The Belt and Road Summit, which brings together government officials, business executives, and industry experts to discuss China’s ambitious Belt and Road Initiative, took place this week in Hong Kong. The most cited figures for the initiative’s total investments range around the $1 trillion mark. In comparison, even the Marshall Plan’s $13 billion — about $130 billion in current dollars — appears paltry.
The Belt and Road Initiative’s importance to Beijing’s foreign policy, and its expected impact on world investment and trade patterns, have been described ad nauseam by western pundits over the past five years. Much of the analysis is overblown. Beijing’s plans for the initiative have been vague and inconsistent. Furthermore, China’s enterprises and policy banks often bite off more than they can chew in politically risky countries. Many Chinese-financed and constructed projects get discussed for years but never materialize. Finally, China already represents the most important source of imports for about three quarters of the Belt and Road countries, and is the most important trading partner for just under half of them. Therefore, the initiative is unlikely to drastically alter global trade patterns.

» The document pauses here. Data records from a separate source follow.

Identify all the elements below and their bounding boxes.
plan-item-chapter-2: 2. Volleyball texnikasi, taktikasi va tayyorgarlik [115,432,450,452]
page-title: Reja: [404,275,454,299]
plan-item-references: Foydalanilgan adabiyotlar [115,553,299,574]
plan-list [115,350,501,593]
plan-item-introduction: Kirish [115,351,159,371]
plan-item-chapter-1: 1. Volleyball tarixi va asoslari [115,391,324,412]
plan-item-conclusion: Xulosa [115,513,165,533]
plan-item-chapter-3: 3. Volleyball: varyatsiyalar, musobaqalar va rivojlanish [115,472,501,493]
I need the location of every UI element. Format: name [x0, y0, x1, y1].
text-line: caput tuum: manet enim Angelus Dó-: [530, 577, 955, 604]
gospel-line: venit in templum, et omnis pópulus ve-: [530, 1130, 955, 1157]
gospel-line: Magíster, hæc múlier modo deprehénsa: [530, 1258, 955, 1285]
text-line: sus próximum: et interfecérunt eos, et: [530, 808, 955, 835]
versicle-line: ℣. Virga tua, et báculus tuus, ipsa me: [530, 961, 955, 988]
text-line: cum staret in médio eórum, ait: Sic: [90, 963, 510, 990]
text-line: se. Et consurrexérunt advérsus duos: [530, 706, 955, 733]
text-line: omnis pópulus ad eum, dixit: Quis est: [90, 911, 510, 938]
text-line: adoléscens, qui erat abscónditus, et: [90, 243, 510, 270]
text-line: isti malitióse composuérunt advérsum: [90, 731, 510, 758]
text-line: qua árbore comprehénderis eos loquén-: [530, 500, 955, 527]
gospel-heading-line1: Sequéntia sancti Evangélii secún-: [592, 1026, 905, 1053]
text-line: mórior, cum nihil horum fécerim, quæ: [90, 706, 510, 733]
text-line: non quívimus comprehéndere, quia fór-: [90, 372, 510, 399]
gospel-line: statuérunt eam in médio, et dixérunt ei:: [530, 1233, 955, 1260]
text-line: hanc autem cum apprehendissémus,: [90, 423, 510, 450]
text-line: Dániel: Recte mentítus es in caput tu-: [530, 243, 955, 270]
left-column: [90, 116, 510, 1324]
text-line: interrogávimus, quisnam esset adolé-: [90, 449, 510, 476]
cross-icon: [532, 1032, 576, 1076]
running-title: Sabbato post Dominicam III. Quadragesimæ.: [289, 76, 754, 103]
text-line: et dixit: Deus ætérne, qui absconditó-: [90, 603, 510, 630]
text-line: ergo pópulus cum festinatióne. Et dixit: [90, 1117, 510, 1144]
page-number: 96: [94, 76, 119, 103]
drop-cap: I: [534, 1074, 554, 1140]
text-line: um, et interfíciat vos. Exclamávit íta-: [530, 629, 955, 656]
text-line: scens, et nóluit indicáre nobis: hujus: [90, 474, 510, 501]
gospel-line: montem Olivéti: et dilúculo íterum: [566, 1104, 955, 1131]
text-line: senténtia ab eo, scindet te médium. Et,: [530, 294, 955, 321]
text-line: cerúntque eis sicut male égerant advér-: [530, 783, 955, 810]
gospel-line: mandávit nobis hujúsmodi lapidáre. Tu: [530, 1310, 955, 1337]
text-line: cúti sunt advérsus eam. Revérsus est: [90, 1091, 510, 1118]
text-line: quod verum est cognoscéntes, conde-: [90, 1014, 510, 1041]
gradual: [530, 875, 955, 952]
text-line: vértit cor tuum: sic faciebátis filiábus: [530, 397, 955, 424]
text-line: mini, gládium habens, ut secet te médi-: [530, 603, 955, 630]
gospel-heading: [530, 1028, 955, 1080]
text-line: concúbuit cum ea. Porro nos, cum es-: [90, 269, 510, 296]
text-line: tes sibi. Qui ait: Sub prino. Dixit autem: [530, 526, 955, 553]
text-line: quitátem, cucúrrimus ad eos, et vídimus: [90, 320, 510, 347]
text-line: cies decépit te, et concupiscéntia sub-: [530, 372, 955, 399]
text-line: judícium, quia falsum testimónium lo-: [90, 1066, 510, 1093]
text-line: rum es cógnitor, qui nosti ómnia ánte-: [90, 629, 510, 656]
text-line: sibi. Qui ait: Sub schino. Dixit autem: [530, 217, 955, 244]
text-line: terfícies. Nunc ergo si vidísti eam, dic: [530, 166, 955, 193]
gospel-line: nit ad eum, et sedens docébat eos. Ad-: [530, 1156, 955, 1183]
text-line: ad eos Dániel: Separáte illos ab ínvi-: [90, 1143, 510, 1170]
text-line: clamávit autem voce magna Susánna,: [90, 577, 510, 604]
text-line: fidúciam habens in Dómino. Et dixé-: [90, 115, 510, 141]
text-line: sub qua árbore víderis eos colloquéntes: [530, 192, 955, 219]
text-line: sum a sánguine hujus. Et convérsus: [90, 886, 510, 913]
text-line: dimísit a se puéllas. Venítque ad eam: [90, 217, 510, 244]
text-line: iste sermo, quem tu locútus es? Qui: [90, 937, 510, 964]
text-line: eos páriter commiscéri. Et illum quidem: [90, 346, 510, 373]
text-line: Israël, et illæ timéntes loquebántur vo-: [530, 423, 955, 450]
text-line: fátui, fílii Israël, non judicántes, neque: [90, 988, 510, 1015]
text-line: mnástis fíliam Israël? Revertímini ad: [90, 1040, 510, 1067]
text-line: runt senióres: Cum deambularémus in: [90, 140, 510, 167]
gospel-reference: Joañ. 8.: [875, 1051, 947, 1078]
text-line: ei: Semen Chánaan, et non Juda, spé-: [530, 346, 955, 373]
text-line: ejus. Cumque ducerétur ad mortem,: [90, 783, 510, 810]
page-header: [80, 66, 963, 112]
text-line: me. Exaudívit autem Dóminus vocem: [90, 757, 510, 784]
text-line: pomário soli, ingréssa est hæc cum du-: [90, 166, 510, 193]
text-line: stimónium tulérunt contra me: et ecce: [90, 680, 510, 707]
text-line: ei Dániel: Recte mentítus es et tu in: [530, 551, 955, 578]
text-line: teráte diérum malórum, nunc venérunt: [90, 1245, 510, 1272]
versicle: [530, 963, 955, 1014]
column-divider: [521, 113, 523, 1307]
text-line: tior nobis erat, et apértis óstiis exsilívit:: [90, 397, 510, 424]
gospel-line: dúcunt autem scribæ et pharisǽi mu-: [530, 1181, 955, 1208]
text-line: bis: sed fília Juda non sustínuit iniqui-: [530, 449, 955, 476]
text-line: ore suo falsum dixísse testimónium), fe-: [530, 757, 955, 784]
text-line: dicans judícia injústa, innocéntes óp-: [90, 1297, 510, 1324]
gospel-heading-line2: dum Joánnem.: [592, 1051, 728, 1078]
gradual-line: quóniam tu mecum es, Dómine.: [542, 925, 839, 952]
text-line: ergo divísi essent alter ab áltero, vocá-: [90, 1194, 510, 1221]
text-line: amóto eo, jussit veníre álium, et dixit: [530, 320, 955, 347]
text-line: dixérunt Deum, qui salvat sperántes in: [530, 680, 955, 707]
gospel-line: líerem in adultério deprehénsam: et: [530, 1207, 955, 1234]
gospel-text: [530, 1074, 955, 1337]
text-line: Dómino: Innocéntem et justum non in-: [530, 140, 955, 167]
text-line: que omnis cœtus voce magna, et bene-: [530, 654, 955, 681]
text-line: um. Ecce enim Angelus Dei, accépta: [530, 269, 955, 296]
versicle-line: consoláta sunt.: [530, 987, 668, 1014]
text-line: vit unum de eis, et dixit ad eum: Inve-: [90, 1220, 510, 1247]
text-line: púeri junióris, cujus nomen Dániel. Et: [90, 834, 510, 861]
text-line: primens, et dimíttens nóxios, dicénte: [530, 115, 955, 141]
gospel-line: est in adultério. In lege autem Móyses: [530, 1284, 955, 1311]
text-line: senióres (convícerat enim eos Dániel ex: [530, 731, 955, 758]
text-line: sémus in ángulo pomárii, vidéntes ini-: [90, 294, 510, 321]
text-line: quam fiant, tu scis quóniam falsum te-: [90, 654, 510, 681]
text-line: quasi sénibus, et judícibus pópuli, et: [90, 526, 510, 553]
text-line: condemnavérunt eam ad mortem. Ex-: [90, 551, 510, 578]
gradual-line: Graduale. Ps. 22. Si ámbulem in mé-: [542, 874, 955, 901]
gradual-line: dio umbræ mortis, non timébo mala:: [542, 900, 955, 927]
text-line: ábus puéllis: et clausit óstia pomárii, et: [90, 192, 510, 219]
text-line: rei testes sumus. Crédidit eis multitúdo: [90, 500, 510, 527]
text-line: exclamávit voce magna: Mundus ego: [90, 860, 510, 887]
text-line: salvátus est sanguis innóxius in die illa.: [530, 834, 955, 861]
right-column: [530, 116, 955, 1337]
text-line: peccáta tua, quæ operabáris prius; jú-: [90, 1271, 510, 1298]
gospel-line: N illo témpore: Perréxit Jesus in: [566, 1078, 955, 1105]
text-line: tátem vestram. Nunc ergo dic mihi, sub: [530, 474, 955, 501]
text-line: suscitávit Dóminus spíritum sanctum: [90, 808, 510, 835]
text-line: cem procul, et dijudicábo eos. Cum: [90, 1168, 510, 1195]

While the initiative might not radically tilt global patterns of trade and investment in China’s favor, it could help achieve one of Beijing’s key long-term goals, the internationalization of the Chinese RMB. This process, which would see the RMB become a more freely traded currency on world markets and a more widely acceptable form of payment to settle trade deals, is at the heart of Beijing’s economic and political ambitions.